Je suis dans l’impossibilité de formuler
Mes sen­ti­ments avec des paroles.
Seules les sonorités de la musique
Ont un sens.

*

VERT VERONESE

J’avance dans un temps sourd et muet,
Le ciel absorbe les cris des oiseaux,
Le soleil n’éclaire rien,
Per­siste une sta­bil­ité de mau­vais temps.

Vient la per­fec­tion de la géométrie
Frac­tale des fougères
Vien­nent les bourgeons
D’un vert Véronèse si cher à Van Gogh.

Un renard roux détale au quart de tour,
Sans un cri, il disparaît.

Longtemps après
Le pas­sage ful­gu­rant de l’animal
Et des vibra­tions dans les bourgeons,
Je reste sous l’emprise de sa présence.

La Combe, Asperjoc

Présentation de l’auteur

Danielle Helme

Poète et roman­cière Danielle Helme d’origine grenobloise, vit à Mont­pel­li­er. En prise directe avec la poésie con­tem­po­raine, elle pro­duit et réalise une émis­sion de radio dif­fusée en Drome et Ardèche. Elle a étudié les écri­t­ures dra­ma­tiques con­tem­po­raines. Elle est dom­inée par un puis­sant sen­ti­ment de lib­erté, où bien sûr la Nature, la Nature humaine et le Livre sont sacrés.

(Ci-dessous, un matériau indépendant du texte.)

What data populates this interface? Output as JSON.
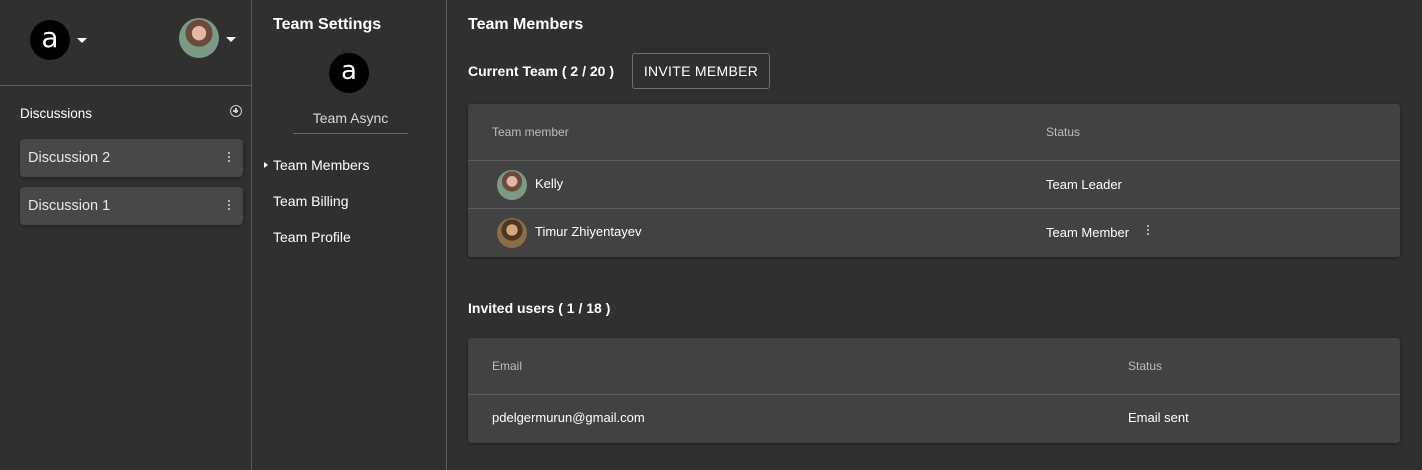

Elle explore des formes dif­férentes, en suiv­ant son chemin d’écriture : une poésie du dedans, l’Oulipo, abécé­daire, et le roman réal­iste. La qua­trième de Gus­tav Mahler qu’elle écoute en boucle rythme ses écrits depuis vingt-qua­tre ans. J‑Pierre Spilmont écrivait en pré­face de son 1er recueil : on vient de pénétr­er sur un ter­ri­toire d’écriture, sur la terre d’un lan­gage exigeant tout du chemin qu’il parcourt.

Elle a pub­lié neuf livres. En per­pétuel plaisir et sens des mots, elle pub­lie en 2024 son qua­trième recueil de poésie jeunesse, pré­facé par Paul Four­nel, prési­dent de l’Oulipo. Et a reçu le Prix Goncourt de la nou­velle et Prix Renau­dot. Une lec­ture de Temps Mod­i­fié aura lieu dans un spec­ta­cle à l’auditorium de la Cité des Arts de Mont­pel­li­er, le 6 mai 2025. Avec : James sacré, Danielle Helme, Éric Chas­se­fière, Jacques Guigou.

Bibliographie

Par­mi ses ouvrages les plus récents : Le Radin, roman, Ed. Amandi­er, (2015) ; Glos­saire du ça, (2016), livre Oulip­i­en, Illus­tra­tions de Huub Niessen Ed. Du Jais ; Temps Mod­i­fié, poésie, Edi­tions de l’Aigrette, (2021) ; C’est curieux j’ai le trac, poésie jeunesse, Illus­tra­tions Mick Elli. Via Domi­tia Edi­tions, (2024).